High-performance synchronous reluctance motors by local manipulation of the magnetic properties of electrical steel laminations during the laser cutting process

通过在激光切割过程中局部控制电工钢叠片的磁性来实现高性能同步磁阻电机

• 批准号: 245194688
• 负责人: Professor Dr.-Ing. Eckhard Beyer
• 金额: --
• 依托单位: Professur für Elektrische Maschinen und Antriebe
• 依托单位国家: 德国
• 项目类别: Research Grants
• 财政年份: 2013
• 资助国家: 德国
• 起止时间: 2012-12-31 至 2016-12-31
• 项目状态: 已结题
• 来源: https://gepris.dfg.de/gepris/projekt/245194688?language=en
• 关键词: performance; synchronous; reluctance; motors; local

The synchronous reluctance machine is considered as a viable alternative to typically used permanent magnet synchronous machines and induction machines. Especially the tremendous rising of rare-earth magnet prices (e.g. NdFeB) and the resulting higher costs of PM-machines led to an increased interest in this magnet-free and therefore cost-efficient motor type. However, a broader application of synchronous reluctance motors is currently still prevented by the comparatively low power factors and power densities. The highly limited saliency ratio (or synchronous inductance ratio) between the d-axis and q-axis flux can be considered as the main reason. Theoretical analyses have shown that higher saliency ratios can be achieved by reducing the width of the leakage flux guiding steel bridges. However, that leads to a decreased mechanical stability of the rotor. The planned project analyses this problem in detail and aims for a significant higher saliency ratio by local manipulation of the electrical steel lamination properties during the laser cutting process. Contouring the sheet metal by laser cutting is characterized by a high number of degrees of freedom (cutting parameter set) compared to mechanical cutting processes (e.g. punching). This opens up the opportunity for an optimal local setting of magnetic characteristics dependent on the area of the electric machine. Furthermore, using the laser allows the manufacturing of highly filigree structures that cannot be achieved with mechanical methods. The project deals with detailed analysis of the potentials by using the laser for the cutting process of the electrical steel laminations for application in synchronous reluctance motors. The resulting impact on the operational behaviour of the machine is studied in theory and experiment. The analyses can be transferred to other motor types (e.g. PM-motor) as well, even though a lower influence on the machine behaviour is expected.The main objective of the project is a considerable increase of the saliency ratio (+ 25 %) in comparison to current synchronous reluctance motors without decreasing the mechanical stability of the rotor. This leads directly to higher power densities and power factors and therefore higher efficiencies as well. An important contribution to a more widely application of synchronous reluctance machines is expected.

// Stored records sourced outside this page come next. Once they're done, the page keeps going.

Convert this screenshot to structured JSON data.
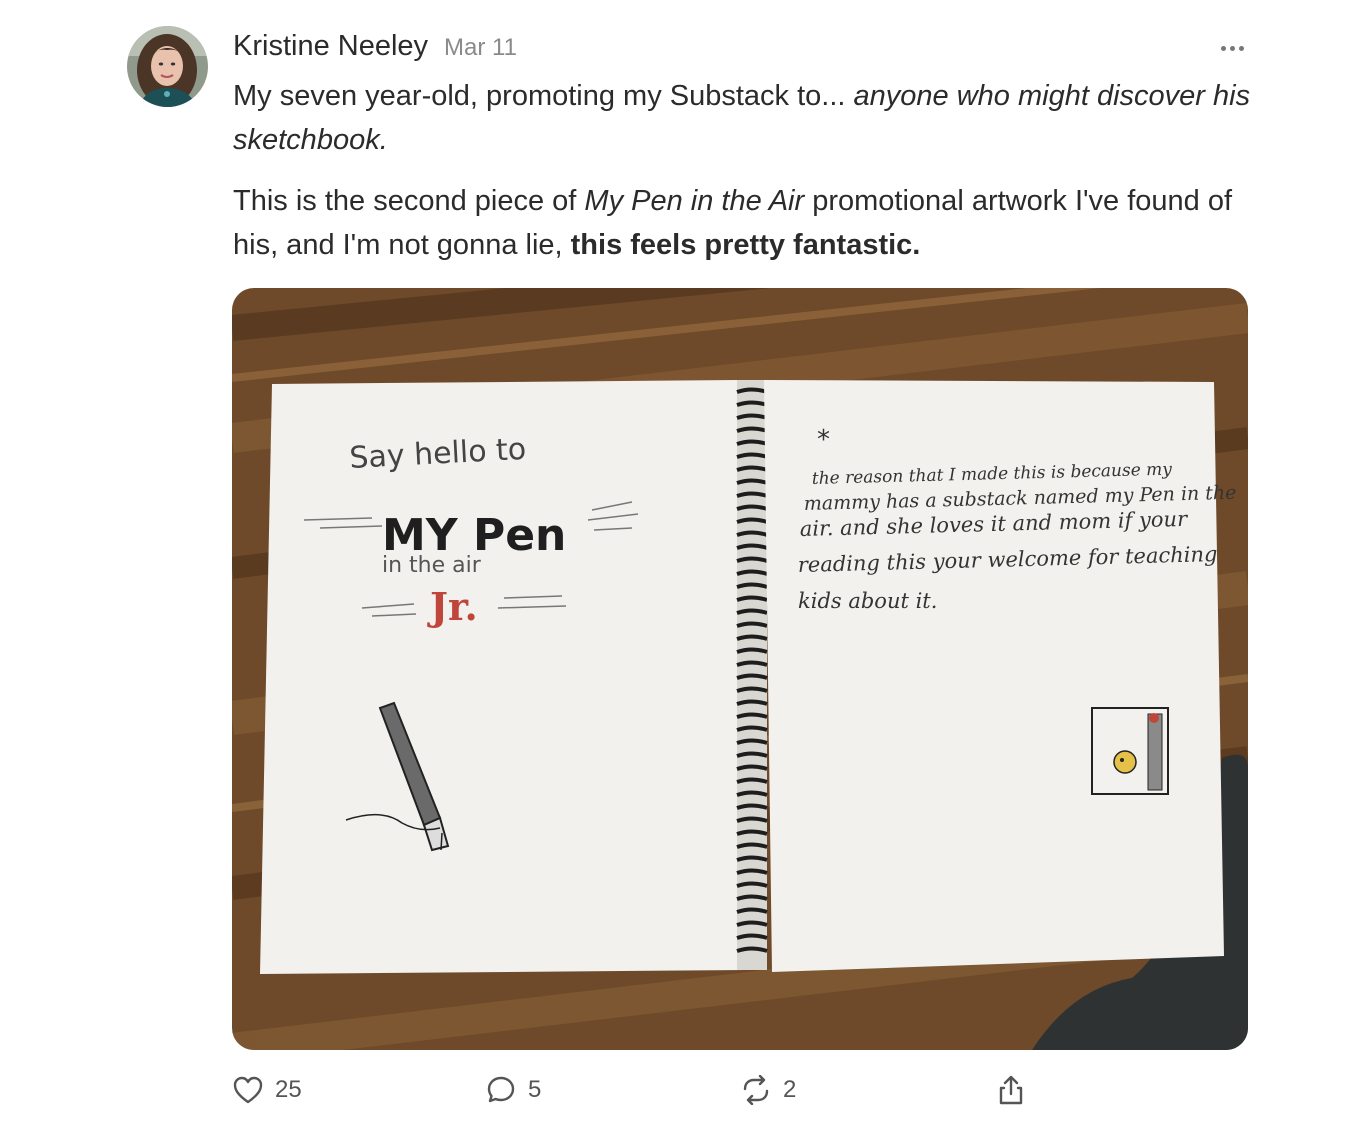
{
  "author": {
    "name": "Kristine Neeley",
    "date": "Mar 11",
    "avatar_icon": "user-avatar-photo"
  },
  "menu": {
    "icon": "more-horizontal-icon"
  },
  "body": {
    "p1_part1": "My seven year-old, promoting my Substack to... ",
    "p1_italic": "anyone who might discover his sketchbook.",
    "p2_part1": "This is the second piece of ",
    "p2_italic": "My Pen in the Air",
    "p2_part2": " promotional artwork I've found of his, and I'm not gonna lie, ",
    "p2_bold": "this feels pretty fantastic."
  },
  "image": {
    "left_page": {
      "line1": "Say hello to",
      "line2": "MY Pen",
      "line3": "in the air",
      "line4": "Jr."
    },
    "right_page": {
      "mark": "*",
      "lines": [
        "the reason that I made this is because my",
        "mammy has a substack named my Pen in the",
        "air. and she loves it and mom if your",
        "reading this your welcome for teaching",
        "kids about it."
      ]
    }
  },
  "actions": {
    "likes": "25",
    "comments": "5",
    "restacks": "2",
    "like_icon": "heart-icon",
    "comment_icon": "comment-bubble-icon",
    "restack_icon": "restack-icon",
    "share_icon": "share-icon"
  },
  "colors": {
    "text": "#2b2b2b",
    "muted": "#8a8a8a",
    "icon": "#555555",
    "junior_red": "#c0463b"
  }
}
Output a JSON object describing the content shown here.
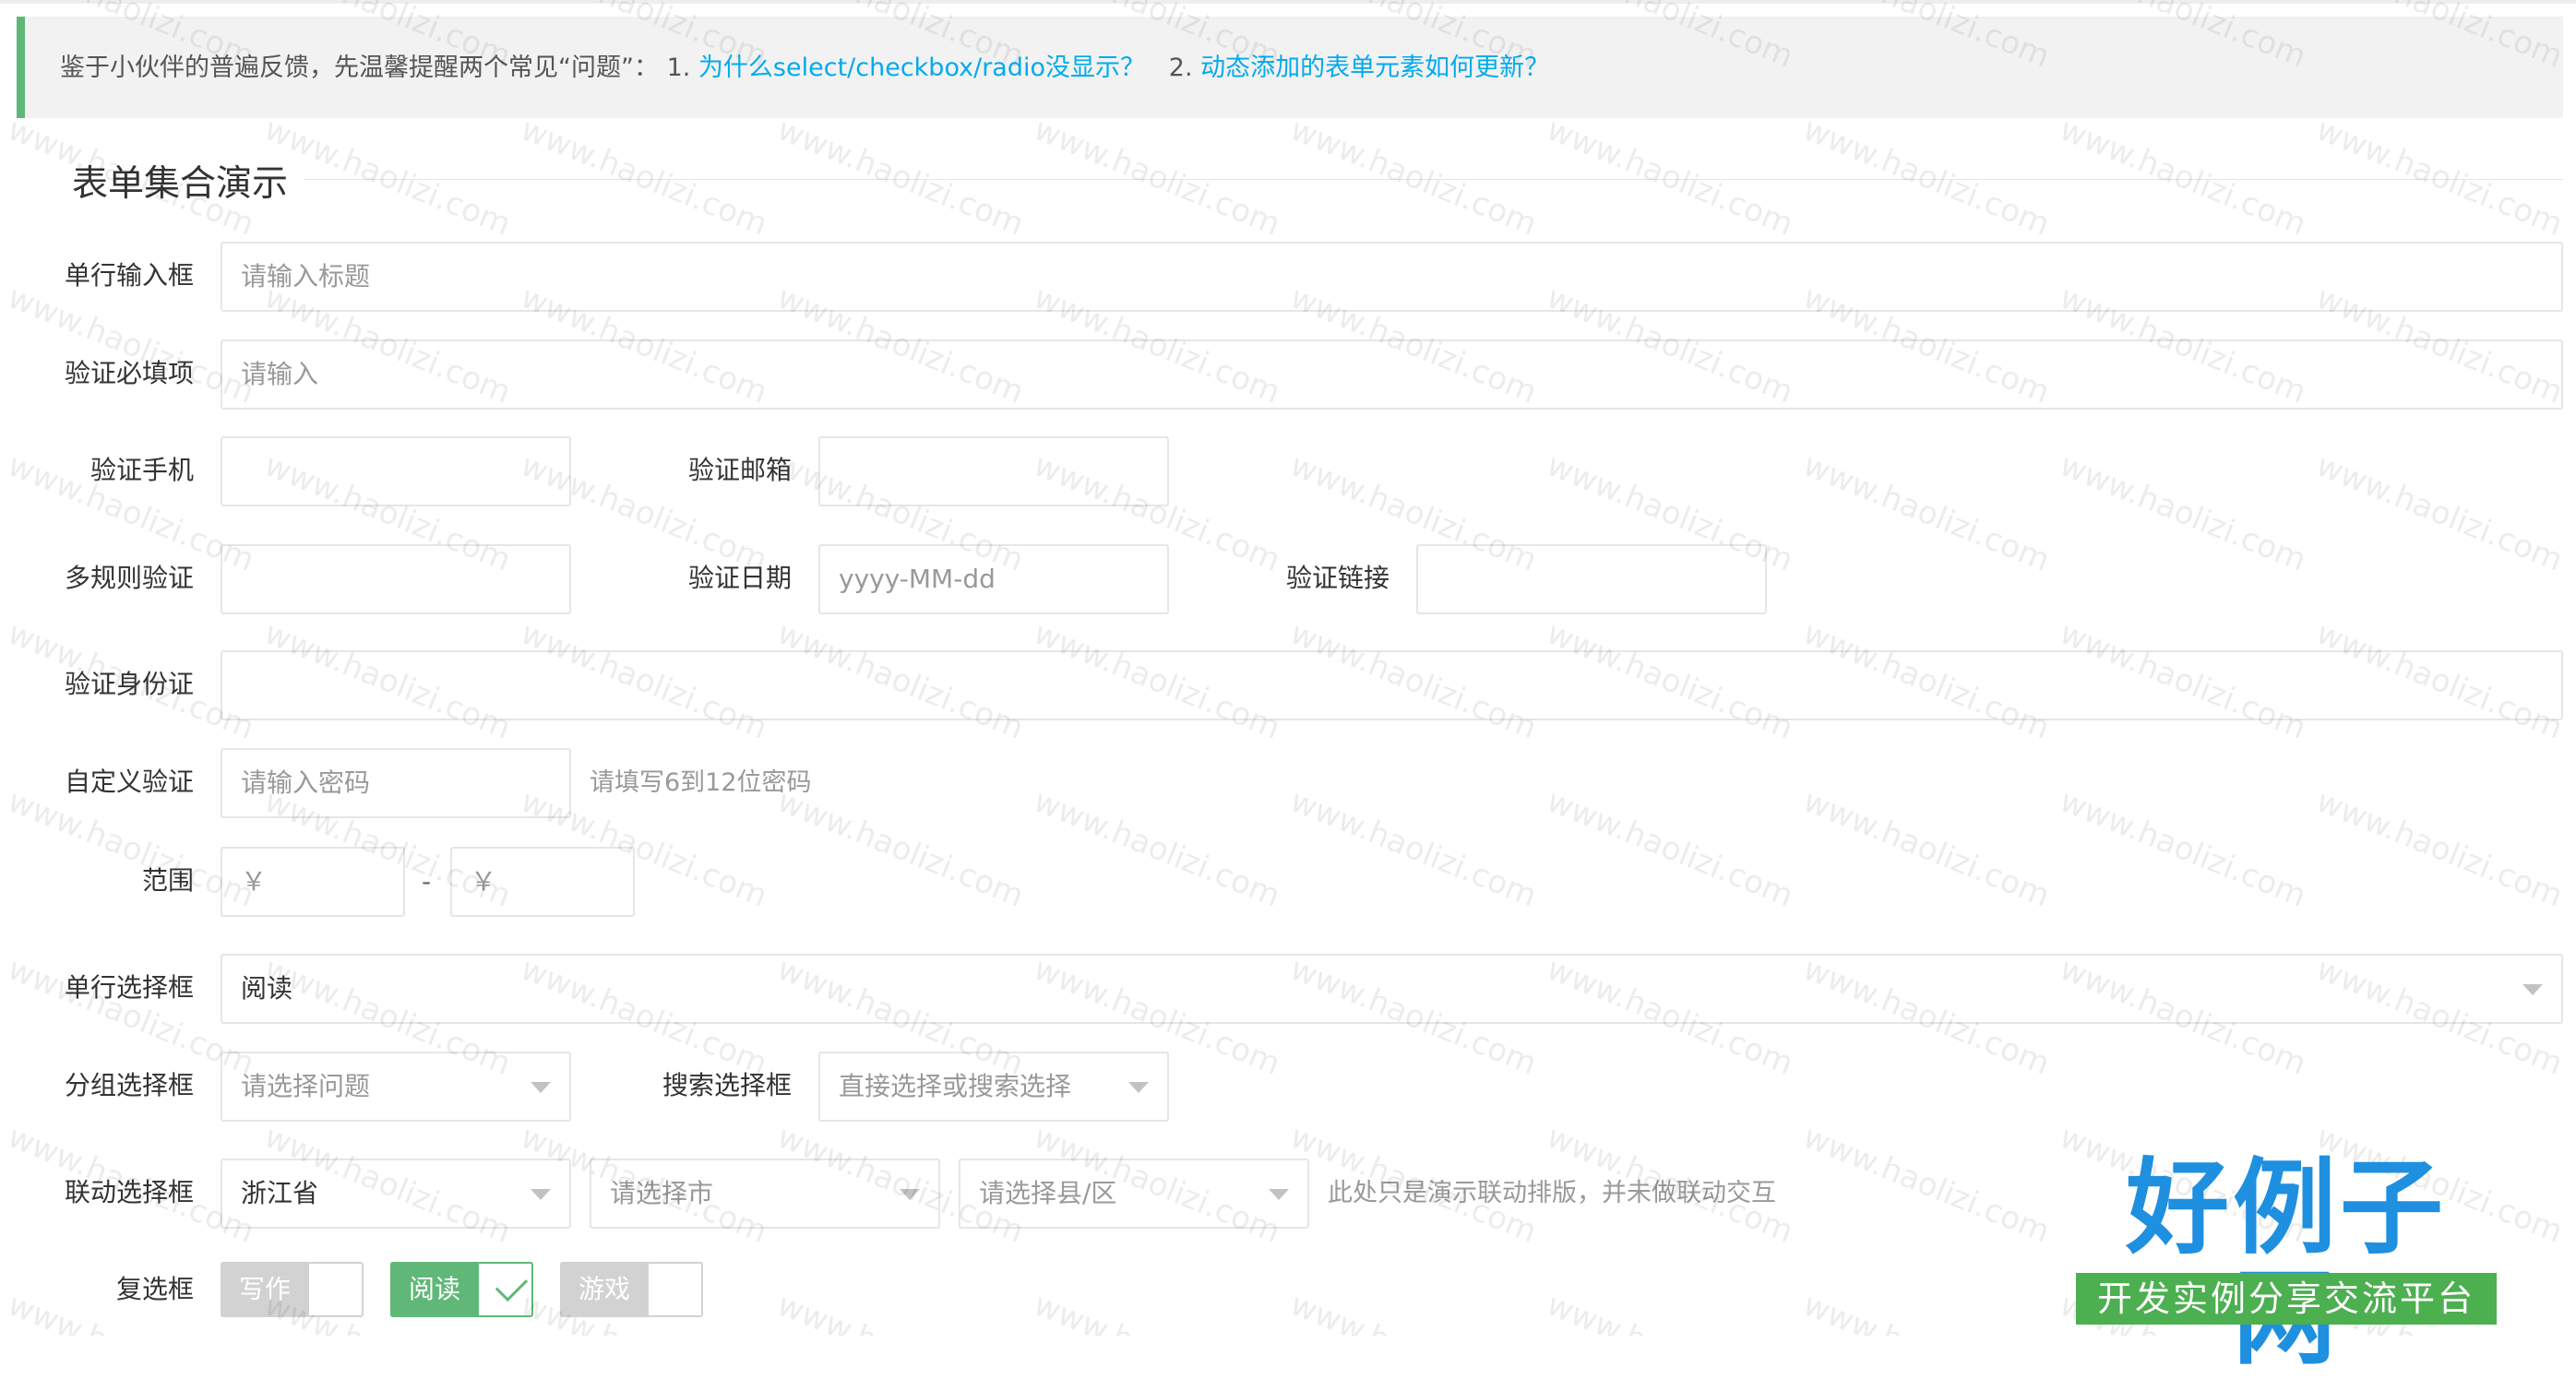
{
  "tip": {
    "prefix": "鉴于小伙伴的普遍反馈，先温馨提醒两个常见“问题”：",
    "num1": "1.",
    "link1": "为什么select/checkbox/radio没显示？",
    "num2": "2.",
    "link2": "动态添加的表单元素如何更新？"
  },
  "legend": "表单集合演示",
  "form": {
    "single_line": {
      "label": "单行输入框",
      "placeholder": "请输入标题"
    },
    "required": {
      "label": "验证必填项",
      "placeholder": "请输入"
    },
    "phone": {
      "label": "验证手机",
      "value": ""
    },
    "email": {
      "label": "验证邮箱",
      "value": ""
    },
    "multi_rule": {
      "label": "多规则验证",
      "value": ""
    },
    "date": {
      "label": "验证日期",
      "placeholder": "yyyy-MM-dd"
    },
    "url": {
      "label": "验证链接",
      "value": ""
    },
    "idcard": {
      "label": "验证身份证",
      "value": ""
    },
    "custom": {
      "label": "自定义验证",
      "placeholder": "请输入密码",
      "aux": "请填写6到12位密码"
    },
    "range": {
      "label": "范围",
      "min_placeholder": "￥",
      "max_placeholder": "￥",
      "separator": "-"
    },
    "select_single": {
      "label": "单行选择框",
      "value": "阅读"
    },
    "select_group": {
      "label": "分组选择框",
      "placeholder": "请选择问题"
    },
    "select_search": {
      "label": "搜索选择框",
      "placeholder": "直接选择或搜索选择"
    },
    "linkage": {
      "label": "联动选择框",
      "province": "浙江省",
      "city": "请选择市",
      "county": "请选择县/区",
      "aux": "此处只是演示联动排版，并未做联动交互"
    },
    "checkbox": {
      "label": "复选框",
      "items": [
        {
          "label": "写作",
          "checked": false
        },
        {
          "label": "阅读",
          "checked": true
        },
        {
          "label": "游戏",
          "checked": false
        }
      ]
    }
  },
  "watermark": "www.haolizi.com",
  "logo": {
    "main": "好例子网",
    "sub": "开发实例分享交流平台"
  },
  "colors": {
    "accent": "#5FB878",
    "link": "#01AAED",
    "logo_blue": "#1f8fe0",
    "logo_green": "#4caf50"
  }
}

同步的不情愿机被认为是通常使用永久磁铁同步机和感应机的可行替代方法。尤其是稀土磁铁价格的巨大上涨（例如NDFEB）以及PM-Machines的更高成本导致对这种无磁铁和成本效益的运动类型的兴趣增加。但是，目前，相对较低的功率因子和功率密度相对较低，目前仍阻止了更广泛的同步不情愿电动机的应用。 D轴和Q轴通量之间的高度有限的显着性比（或同步电感比）被视为主要原因。理论分析表明，通过减少泄漏通量引导钢桥的宽度可以实现更高的显着性比。但是，这导致转子的机械稳定性降低。计划的项目详细分析了此问题，并旨在通过在激光切割过程中对电气层压板的局部操纵来提高显着性比。与机械切割过程（例如打孔）相比，通过激光切割对钣金的轮廓为高度的自由度（切割参数集）。这为取决于电动机区域的最佳本地磁性特性开辟了机会。此外，使用激光允许制造高度花边结构，这些结构无法使用机械方法来实现。该项目通过使用激光来对电势进行详细分析，用于将电钢层压的切割过程用于同步不情愿的电动机。在理论和实验中研究了对机器运营行为的产生影响。即使预期对机器行为的影响较低，也可以将分析转移到其他运动类型（例如PM运动）中。与当前同步不感动电机相比，该项目的主要目的是显着率的显着率（+ 25％）的大幅度提高，而无需降低转子机械稳定性。这直接导致更高的功率密度和功率因素，因此也提高了较高的效率。预计对同步不情愿机器的更广泛应用的重要贡献。